Uncommonly Impressive (Ep. 3)

by Jerry Winkley 18 days ago in history

Radio shows: then and now

Uncommonly Impressive (Ep. 3)

My how the trends change. We live in a world where popular things seem to die off it just a couple of years anymore. I mean, nobody has Myspace anymore, Facebook is pretty much only used for political memes and yard sales, and YouTube is filled with tutorials on semi popular video games.

With all that in mind though, we also live in a world were trends make a huge comeback. Parachute Pants, big frazzled hair, tie-dye clothing.

One thing making a comeback, but done a bit differently, is radio shows.

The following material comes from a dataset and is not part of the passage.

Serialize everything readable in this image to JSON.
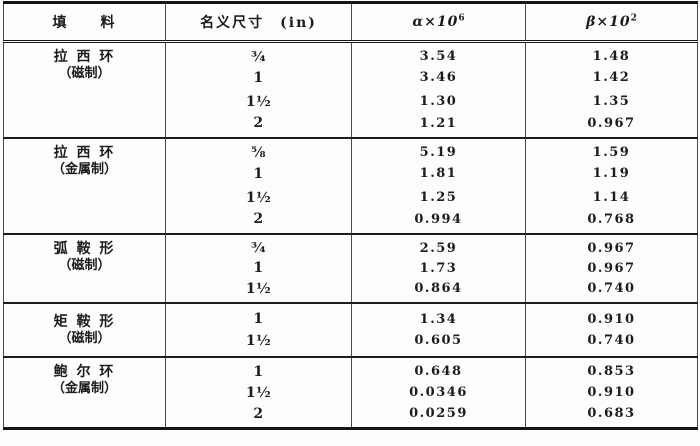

Originally, a radio show, or drama, was a play broadcast without picture. The creation of them today is best known as a Podcast. Podcasts aren't necessarily dramas, but a program with content of entertainment.

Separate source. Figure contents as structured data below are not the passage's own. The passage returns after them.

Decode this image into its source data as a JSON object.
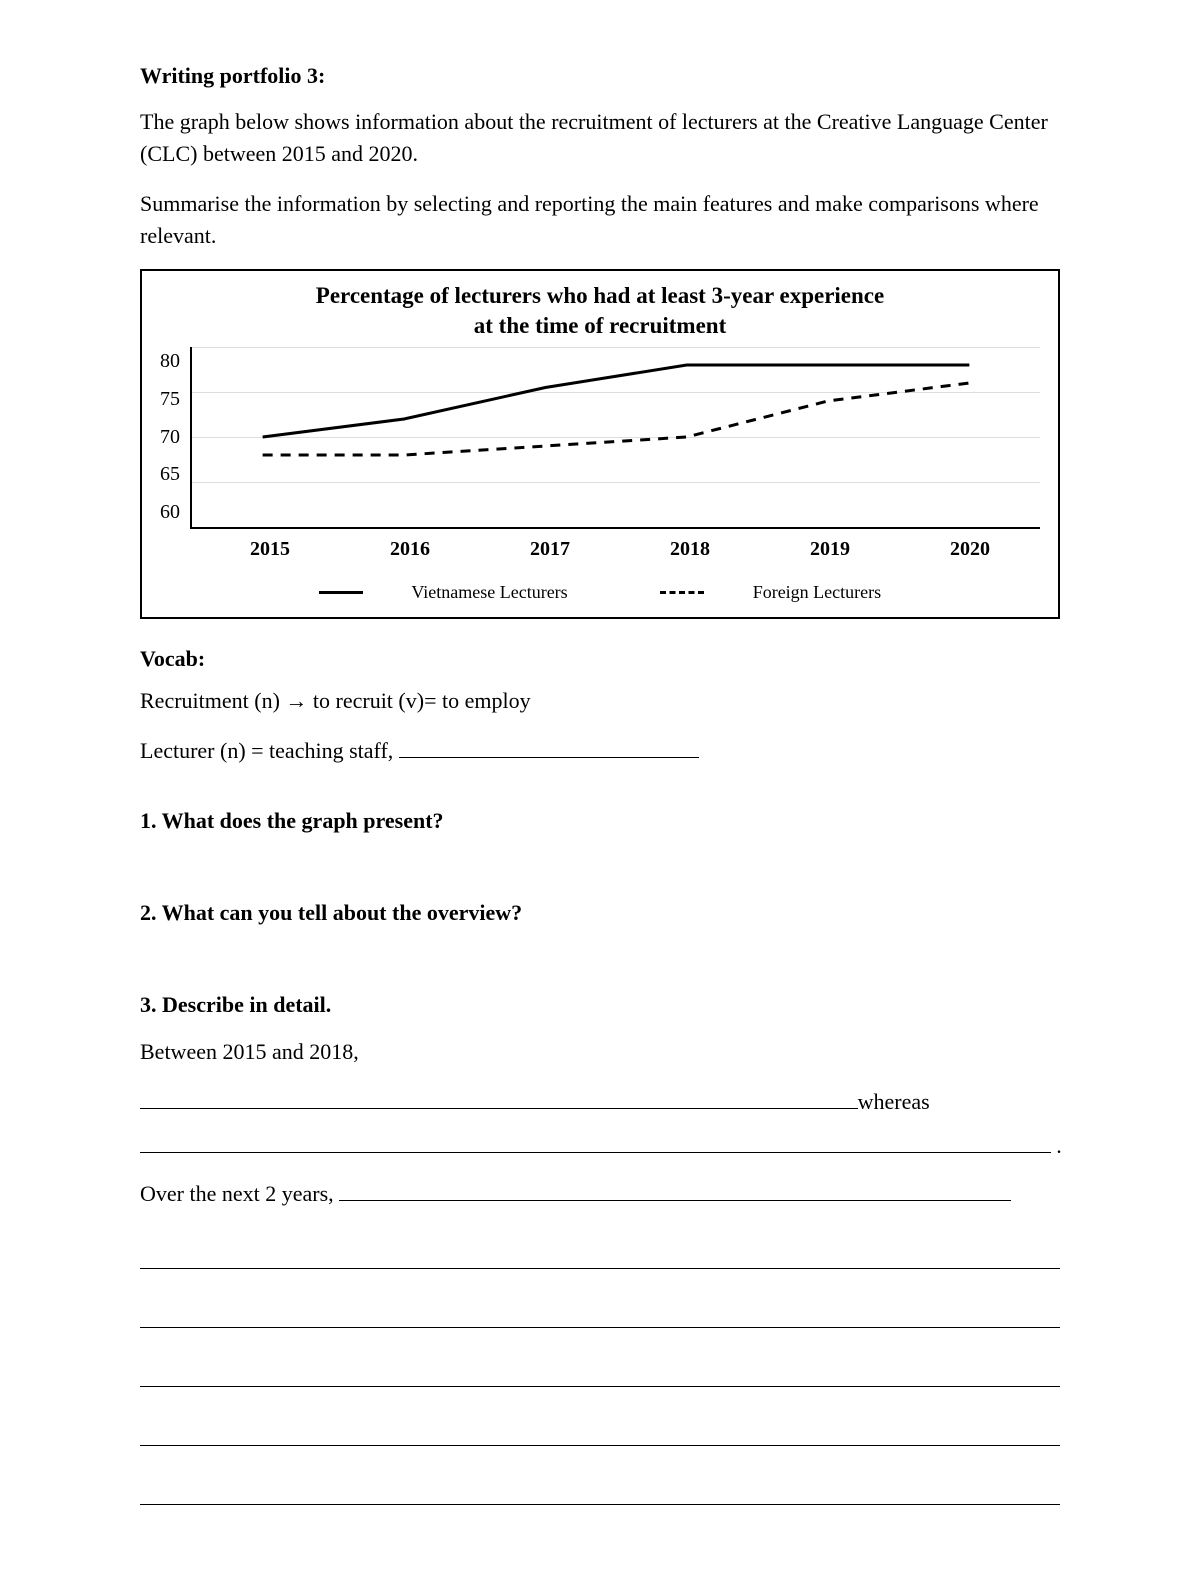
{
  "heading": "Writing portfolio 3:",
  "intro1": "The graph below shows information about the recruitment of lecturers at the Creative Language Center (CLC) between 2015 and 2020.",
  "intro2": "Summarise the information by selecting and reporting the main features and make comparisons where relevant.",
  "chart": {
    "type": "line",
    "title_line1": "Percentage of lecturers who had at least 3-year experience",
    "title_line2": "at the time of recruitment",
    "categories": [
      "2015",
      "2016",
      "2017",
      "2018",
      "2019",
      "2020"
    ],
    "yticks": [
      80,
      75,
      70,
      65,
      60
    ],
    "ylim_min": 60,
    "ylim_max": 80,
    "series": [
      {
        "name": "Vietnamese Lecturers",
        "values": [
          70,
          72,
          75.5,
          78,
          78,
          78
        ],
        "style": "solid",
        "width": 3,
        "color": "#000000"
      },
      {
        "name": "Foreign Lecturers",
        "values": [
          68,
          68,
          69,
          70,
          74,
          76
        ],
        "style": "dashed",
        "width": 3,
        "color": "#000000"
      }
    ],
    "background_color": "#ffffff"
  },
  "vocab": {
    "heading": "Vocab:",
    "line1": "Recruitment (n) → to recruit (v)= to employ",
    "line2_prefix": "Lecturer (n) = teaching staff, "
  },
  "questions": {
    "q1": "1. What does the graph present?",
    "q2": "2. What can you tell about the overview?",
    "q3": "3. Describe in detail."
  },
  "detail": {
    "lead1": "Between 2015 and 2018,",
    "tail1": "whereas",
    "lead2": "Over the next 2 years, "
  }
}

So then, where did all this begin?

Radio dramas could be said to have began as early as the 1880s as improvements of telephone equipment in theater by french engineer Clement Ader, with a field patent. In context of popularity, they began in 1920s America, becoming the most popular form of entertainment.

By they 40s, radio dramas had reached the height of entertainment, being the main process of entertaining the public over all else. Shows like Jimmy Durante, The Adventures Of Sherlock Holmes, even Superman could be heard once a week right in your front room, giving you painstaking laughs, a mystery of epic proportion, or a feeling of being bullet proof all within your on imagination.

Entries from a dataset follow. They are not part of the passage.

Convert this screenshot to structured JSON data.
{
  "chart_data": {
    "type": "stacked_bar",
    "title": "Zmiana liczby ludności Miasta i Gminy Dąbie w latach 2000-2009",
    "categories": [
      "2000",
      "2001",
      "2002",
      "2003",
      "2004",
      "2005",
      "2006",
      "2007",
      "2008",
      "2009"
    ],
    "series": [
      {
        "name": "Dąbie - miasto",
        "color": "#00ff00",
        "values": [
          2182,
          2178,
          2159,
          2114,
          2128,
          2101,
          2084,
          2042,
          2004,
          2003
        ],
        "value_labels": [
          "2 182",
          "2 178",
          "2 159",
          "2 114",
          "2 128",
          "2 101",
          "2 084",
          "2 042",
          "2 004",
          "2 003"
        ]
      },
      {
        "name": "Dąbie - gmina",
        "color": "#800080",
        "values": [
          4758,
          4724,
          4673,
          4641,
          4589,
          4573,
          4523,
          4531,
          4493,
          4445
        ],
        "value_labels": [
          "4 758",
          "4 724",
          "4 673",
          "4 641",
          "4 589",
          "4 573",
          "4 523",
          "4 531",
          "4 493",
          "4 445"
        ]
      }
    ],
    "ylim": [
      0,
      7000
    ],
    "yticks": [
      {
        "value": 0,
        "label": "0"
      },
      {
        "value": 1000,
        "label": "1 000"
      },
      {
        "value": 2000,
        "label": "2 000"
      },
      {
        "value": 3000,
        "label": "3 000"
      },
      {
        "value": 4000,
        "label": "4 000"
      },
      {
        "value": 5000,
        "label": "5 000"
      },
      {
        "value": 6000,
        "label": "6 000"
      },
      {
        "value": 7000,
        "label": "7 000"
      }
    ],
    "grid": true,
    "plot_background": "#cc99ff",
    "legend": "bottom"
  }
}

That was the magic of it all. You could envision it however you wanted without pictures to distract. Sherlock could have grown a beard, or Superman might have become blonde. The story was yours to see anyway you wanted.

But, as with anything, innovation began to take over. By the end of the 50s, television had started trending on the up. You didn't have to imagine for yourself anymore.

We all know the story form there. TV has a plethora of providers with hundreds of channels each. At least in America, it's hard to find a home without at least one TV.

Radio drama hadn't died off completely. Places like the UK, Germany, and several other countries had kept it all alive throughout the decades. The UK still has new show they produce on regular broadcast, even today.

As stated earlier though, radio has been making a comeback in a big way. Yeah, podcasts have been a round for a while now, but the content is looping to the past too. You can hear some of those old radio shows already mentioned; Jimmy Durante, Sherlock Holmes, and Superman. You can hear talks about UFC fighters and their stats, listen to the play-through of Dungeons and Dragons with all the laughter and heartache that the players go through in a game session, even religious or political talks.

The chance to listen to them isn't the only thing coming around though. Now more than ever it's easy to get started. Popular? That's a different story, but getting started.

If you have a script of some sort, an idea, and the ability to go on about it all for some time, anyone could have a podcast all their own. An example of how easy it is: anchor.fm is a website and app that has recording, editing, and publishing steps for anyone to use. For free. That's right, free! And all can be done right from your phone!